Overture to the new President
After Sajith had been flattened in the Presidential Elections he got desperate. The General Elections to follow could now not be won by Sajith’s party.
It was, therefore, a desperate bid when Sajith Premadasa went up to President Gotabaya and tried to woo him to support SJB as a better base of Parliamentary support. Here again, he underassessed the cliched old adage that blood is thicker than water. The political chemistry of Lankan politics is such that even ‘proven’ criminals can get to power. What the new President needed was unclenching support from his parliamentarians. Besides, the power of Mahinda Rajapaksa was there to ensure a Pohottuwa victory.
Instead of making silly appeals for deals with Gota the SJB should have focused on specific electorates to ensure more wins in Parliament. Skilled micro politics was the need of the hour for Sajith.
Into the seat of the Leader of the Opposition
Sajith Premadasa started off his position as Leader of the Opposition by another wrong statement. He was reported as saying, “The new Leader of the Opposition will be a no-deal Leader of the Opposition.” That had been an undiluted offensive on a man noted for his integrity.
The amazing thing is that Wickremesinghe had all along never got provoked into counter statements. Like the elephant in the Dhammapada Ranil Wickremesinghe did not feel these slurs.
Whither?
Readers can thus recount how Sajith Premadasa made one wrong move after the other that would disqualify him from a leadership contest.
There is a problem at the bottom: a person with no sustaining political policy inspiration has lost compass and often fails in determining as to what should and should not be done when it comes to individual action.
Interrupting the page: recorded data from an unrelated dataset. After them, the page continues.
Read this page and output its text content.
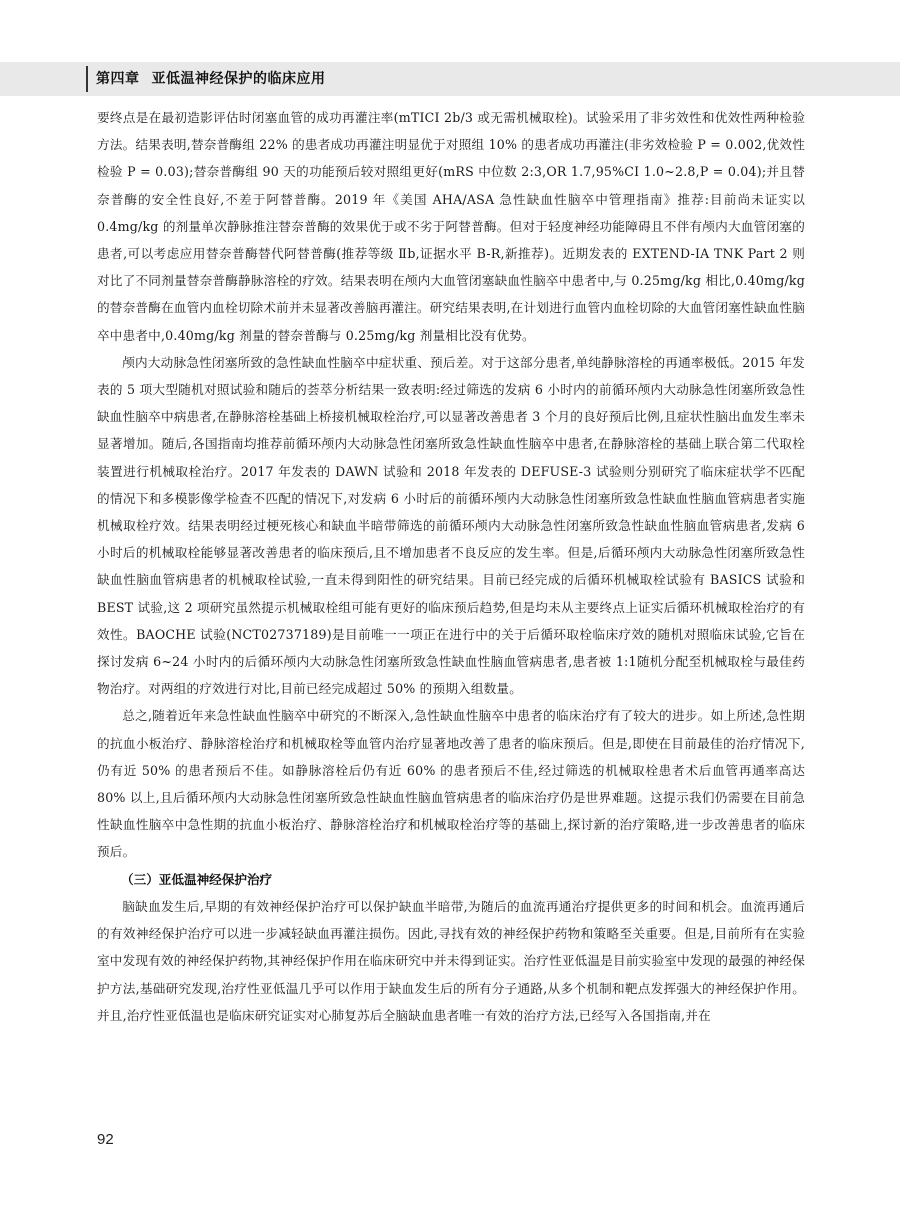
第四章 亚低温神经保护的临床应用

要终点是在最初造影评估时闭塞血管的成功再灌注率(mTICI 2b/3 或无需机械取栓)。试验采用了非劣效性和优效性两种检验方法。结果表明,替奈普酶组 22% 的患者成功再灌注明显优于对照组 10% 的患者成功再灌注(非劣效检验 P = 0.002,优效性检验 P = 0.03);替奈普酶组 90 天的功能预后较对照组更好(mRS 中位数 2:3,OR 1.7,95%CI 1.0~2.8,P = 0.04);并且替奈普酶的安全性良好,不差于阿替普酶。2019 年《美国 AHA/ASA 急性缺血性脑卒中管理指南》推荐:目前尚未证实以 0.4mg/kg 的剂量单次静脉推注替奈普酶的效果优于或不劣于阿替普酶。但对于轻度神经功能障碍且不伴有颅内大血管闭塞的患者,可以考虑应用替奈普酶替代阿替普酶(推荐等级 Ⅱb,证据水平 B-R,新推荐)。近期发表的 EXTEND-IA TNK Part 2 则对比了不同剂量替奈普酶静脉溶栓的疗效。结果表明在颅内大血管闭塞缺血性脑卒中患者中,与 0.25mg/kg 相比,0.40mg/kg 的替奈普酶在血管内血栓切除术前并未显著改善脑再灌注。研究结果表明,在计划进行血管内血栓切除的大血管闭塞性缺血性脑卒中患者中,0.40mg/kg 剂量的替奈普酶与 0.25mg/kg 剂量相比没有优势。

颅内大动脉急性闭塞所致的急性缺血性脑卒中症状重、预后差。对于这部分患者,单纯静脉溶栓的再通率极低。2015 年发表的 5 项大型随机对照试验和随后的荟萃分析结果一致表明:经过筛选的发病 6 小时内的前循环颅内大动脉急性闭塞所致急性缺血性脑卒中病患者,在静脉溶栓基础上桥接机械取栓治疗,可以显著改善患者 3 个月的良好预后比例,且症状性脑出血发生率未显著增加。随后,各国指南均推荐前循环颅内大动脉急性闭塞所致急性缺血性脑卒中患者,在静脉溶栓的基础上联合第二代取栓装置进行机械取栓治疗。2017 年发表的 DAWN 试验和 2018 年发表的 DEFUSE-3 试验则分别研究了临床症状学不匹配的情况下和多模影像学检查不匹配的情况下,对发病 6 小时后的前循环颅内大动脉急性闭塞所致急性缺血性脑血管病患者实施机械取栓疗效。结果表明经过梗死核心和缺血半暗带筛选的前循环颅内大动脉急性闭塞所致急性缺血性脑血管病患者,发病 6 小时后的机械取栓能够显著改善患者的临床预后,且不增加患者不良反应的发生率。但是,后循环颅内大动脉急性闭塞所致急性缺血性脑血管病患者的机械取栓试验,一直未得到阳性的研究结果。目前已经完成的后循环机械取栓试验有 BASICS 试验和 BEST 试验,这 2 项研究虽然提示机械取栓组可能有更好的临床预后趋势,但是均未从主要终点上证实后循环机械取栓治疗的有效性。BAOCHE 试验(NCT02737189)是目前唯一一项正在进行中的关于后循环取栓临床疗效的随机对照临床试验,它旨在探讨发病 6~24 小时内的后循环颅内大动脉急性闭塞所致急性缺血性脑血管病患者,患者被 1:1随机分配至机械取栓与最佳药物治疗。对两组的疗效进行对比,目前已经完成超过 50% 的预期入组数量。

总之,随着近年来急性缺血性脑卒中研究的不断深入,急性缺血性脑卒中患者的临床治疗有了较大的进步。如上所述,急性期的抗血小板治疗、静脉溶栓治疗和机械取栓等血管内治疗显著地改善了患者的临床预后。但是,即使在目前最佳的治疗情况下,仍有近 50% 的患者预后不佳。如静脉溶栓后仍有近 60% 的患者预后不佳,经过筛选的机械取栓患者术后血管再通率高达 80% 以上,且后循环颅内大动脉急性闭塞所致急性缺血性脑血管病患者的临床治疗仍是世界难题。这提示我们仍需要在目前急性缺血性脑卒中急性期的抗血小板治疗、静脉溶栓治疗和机械取栓治疗等的基础上,探讨新的治疗策略,进一步改善患者的临床预后。

（三）亚低温神经保护治疗

脑缺血发生后,早期的有效神经保护治疗可以保护缺血半暗带,为随后的血流再通治疗提供更多的时间和机会。血流再通后的有效神经保护治疗可以进一步减轻缺血再灌注损伤。因此,寻找有效的神经保护药物和策略至关重要。但是,目前所有在实验室中发现有效的神经保护药物,其神经保护作用在临床研究中并未得到证实。治疗性亚低温是目前实验室中发现的最强的神经保护方法,基础研究发现,治疗性亚低温几乎可以作用于缺血发生后的所有分子通路,从多个机制和靶点发挥强大的神经保护作用。并且,治疗性亚低温也是临床研究证实对心肺复苏后全脑缺血患者唯一有效的治疗方法,已经写入各国指南,并在

92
A political leader must have a driving political philosophy; Sajith doesn’t have that and so his entire party hasn’t that. Thus, when confronting crises in the country these kinds of individuals go into action like the fire brigade. Misguided though, S.W.R.D. Bandaranaike who first broke away from the UNP in 1954, had been able to concoct a Sinhala Buddhist nationalistic philosophy that drew crowds for his meetings. That central world view united many leaders around S.W.R.D.
On the other hand, the Samagi Jathika Balavegaya has none. Sajith and his party men are mere attack dogs and even in that task Anura Kumar Dissanayake and his men can outdo them.